Captain Stephen Sullivan '11 has had many successful performances throughout his time at Bowdoin. However, last Saturday, he came up just short.

The men's tennis team showed its depth when six of its members competed in the Intercollegiate Tennis Association (ITA) Regional New England Championship last weekend at Williams, the second major tournament this fall. Next up is the Stony Brook Invitation on October 9, the final event of the Polar Bears' fall season.

Led by Sullivan, Bowdoin (currently ranked No. 15 in D-III tennis) had three doubles teams and four singles players play in the 16-team field.

A three-time All-American, Sullivan made it to the singles semifinals this year as the No. 2-seed. In 2008, he reached the finals in the doubles bracket. He eventually lost 6-4, 6-2 to the tournament's overall winner Felix Sun, a Williams sophomore who was the No. 4 seed. Sun won the NESCAC Rookie of the Year award last spring.

En route to the semis, Sullivan beat both Tufts' Pat Monaghan and Amherst's Justin Reindel in straight sets after a first-round bye. The quarterfinals presented a bit of a challenge for him, as Williams' Matt Micheli took the first set and fought hard in the second, but Sullivan held on to beat him 6-7(5), 7-5, 6-2.
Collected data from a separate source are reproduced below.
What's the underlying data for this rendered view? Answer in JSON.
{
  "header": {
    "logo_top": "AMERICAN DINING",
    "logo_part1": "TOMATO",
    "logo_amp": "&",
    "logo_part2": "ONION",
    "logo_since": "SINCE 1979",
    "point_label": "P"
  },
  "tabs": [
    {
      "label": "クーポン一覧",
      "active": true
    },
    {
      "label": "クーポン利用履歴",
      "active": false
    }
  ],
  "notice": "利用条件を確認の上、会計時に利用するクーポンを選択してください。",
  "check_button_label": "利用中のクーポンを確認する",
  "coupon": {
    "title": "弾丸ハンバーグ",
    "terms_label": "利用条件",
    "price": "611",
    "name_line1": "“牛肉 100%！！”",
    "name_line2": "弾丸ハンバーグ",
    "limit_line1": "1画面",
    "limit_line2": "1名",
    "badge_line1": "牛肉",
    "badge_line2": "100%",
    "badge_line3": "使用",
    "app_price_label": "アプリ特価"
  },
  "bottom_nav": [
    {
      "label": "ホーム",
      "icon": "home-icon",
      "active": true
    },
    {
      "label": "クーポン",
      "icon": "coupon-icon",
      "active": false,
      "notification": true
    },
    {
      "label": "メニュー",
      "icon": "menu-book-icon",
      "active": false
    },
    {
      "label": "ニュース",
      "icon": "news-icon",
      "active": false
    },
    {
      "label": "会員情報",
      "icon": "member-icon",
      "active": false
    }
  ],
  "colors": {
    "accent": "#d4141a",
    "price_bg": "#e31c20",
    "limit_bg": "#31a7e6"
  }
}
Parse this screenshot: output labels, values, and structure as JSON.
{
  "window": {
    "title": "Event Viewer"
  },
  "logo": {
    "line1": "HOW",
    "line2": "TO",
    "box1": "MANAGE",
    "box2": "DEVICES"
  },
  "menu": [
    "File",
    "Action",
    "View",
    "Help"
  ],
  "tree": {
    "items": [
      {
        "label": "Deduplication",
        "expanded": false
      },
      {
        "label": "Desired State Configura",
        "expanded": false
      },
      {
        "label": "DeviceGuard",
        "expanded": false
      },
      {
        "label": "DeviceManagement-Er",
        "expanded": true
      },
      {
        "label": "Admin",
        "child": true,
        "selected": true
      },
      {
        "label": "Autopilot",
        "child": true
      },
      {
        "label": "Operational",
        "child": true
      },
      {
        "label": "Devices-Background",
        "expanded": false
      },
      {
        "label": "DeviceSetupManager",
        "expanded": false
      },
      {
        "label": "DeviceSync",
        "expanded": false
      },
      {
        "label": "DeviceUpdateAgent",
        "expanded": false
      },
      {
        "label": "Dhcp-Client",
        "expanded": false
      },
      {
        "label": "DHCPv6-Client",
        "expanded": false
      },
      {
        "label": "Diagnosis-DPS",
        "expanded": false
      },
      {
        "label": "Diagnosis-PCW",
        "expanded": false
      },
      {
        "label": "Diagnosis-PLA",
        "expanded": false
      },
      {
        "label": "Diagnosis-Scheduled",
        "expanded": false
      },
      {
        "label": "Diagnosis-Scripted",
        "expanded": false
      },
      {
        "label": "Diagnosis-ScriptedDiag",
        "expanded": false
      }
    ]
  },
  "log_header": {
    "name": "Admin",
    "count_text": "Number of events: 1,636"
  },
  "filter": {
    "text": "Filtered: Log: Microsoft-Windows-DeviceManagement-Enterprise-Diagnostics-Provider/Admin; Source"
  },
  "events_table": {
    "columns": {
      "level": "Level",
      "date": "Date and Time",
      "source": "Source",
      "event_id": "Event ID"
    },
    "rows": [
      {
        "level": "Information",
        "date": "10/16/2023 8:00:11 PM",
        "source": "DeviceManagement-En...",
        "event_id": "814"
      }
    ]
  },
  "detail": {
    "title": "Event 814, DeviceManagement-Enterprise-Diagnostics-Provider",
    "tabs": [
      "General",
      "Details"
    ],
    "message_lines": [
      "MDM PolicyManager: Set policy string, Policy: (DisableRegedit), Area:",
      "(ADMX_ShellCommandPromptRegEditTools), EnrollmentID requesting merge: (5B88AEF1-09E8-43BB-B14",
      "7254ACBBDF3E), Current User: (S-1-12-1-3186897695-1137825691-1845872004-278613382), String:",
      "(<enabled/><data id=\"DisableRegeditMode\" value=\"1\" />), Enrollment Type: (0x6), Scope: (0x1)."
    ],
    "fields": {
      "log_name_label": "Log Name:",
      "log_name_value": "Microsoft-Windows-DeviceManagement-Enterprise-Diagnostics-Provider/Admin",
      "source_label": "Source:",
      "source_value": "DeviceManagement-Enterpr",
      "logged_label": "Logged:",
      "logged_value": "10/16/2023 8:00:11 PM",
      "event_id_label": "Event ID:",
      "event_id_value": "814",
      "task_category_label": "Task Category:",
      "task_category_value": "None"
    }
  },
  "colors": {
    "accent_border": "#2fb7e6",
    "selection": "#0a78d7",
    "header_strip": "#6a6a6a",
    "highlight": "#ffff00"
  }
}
After working hard throughout the summer in preparation for this year and strengthening his first serve, Sullivan said, "I came into the tournament hoping I could win it. I had a great tournament up until my last match, [and although] I was disappointed with the way I finished, it was a great learning experience."

In addition to Sullivan, Casey Grindon '13 and Sam King '14 won their first round singles matches in straight sets, but both lost in the second round. Grindon, King and Chris Lord '14 and all won their consolation matches.

"I've been working with Casey on hitting bigger groundstrokes," said coach Colin Joyner, "and he did a good job of implementing that on his wins on Saturday."

Bowdoin's doubles teams did not have as much success as the singles players.

The pairing of Grindon and Alex Jacobs '12 lost to the No. 7-seeded Middlebury team in the opening round, while the other two pairs, both of which matched a senior with a first year, lost in the second. Lord and captain Josh Roer '11 won a close match over MIT's team of Edwin Zhang and Brian Oldfield 9-8(4) in the first round before losing to Amherst third seeded team of Mark Kahan and Luis Ratenhuber 9-7.

The Bowdoin pair of Sullivan and King fell by the same score to Williams' team of Bryan Chow and Matt Micheli after beating Colby's Jack Bryant and Matt Carroll 8-3.

Though the doubles squads did not advance as far as the singles players, Joyner was impressed with the doubles teams' showings.

"Roer played big-time, ripping his forehand and first serve, and Chris was a rock on the ad side returning," he said. "Sullivan and King have a ton of talent, so with some more practice they could be very dangerous."

Sullivan looked forward to the possibility of playing more doubles with King.

"He's very committed to being a good tennis player, [he] is very intense, and helps keep me focused," he said. "Our personalities and styles work well together and I think we could be a great doubles team."

Since the fall season functions as a tuneup for the spring season, the tournament at Williams was an important opportunity for Bowdoin to gauge the strengths and weaknesses of its divisional rivals.

"The NESCAC is the strongest D-III tennis conference in the country, and this tournament included its best players [among others]," Joyner said.

The team's returning upperclassmen knew the quality of Bowdoin's opponents, but this weekend provided newcomers King and Lord with a taste of the competition.

"I think what the team took out of last weekend is that we can do great things this year," Sullivan added. "We are motivated, and we have ambitious players, an even more ambitious coach, and the work ethic and leadership to do something great."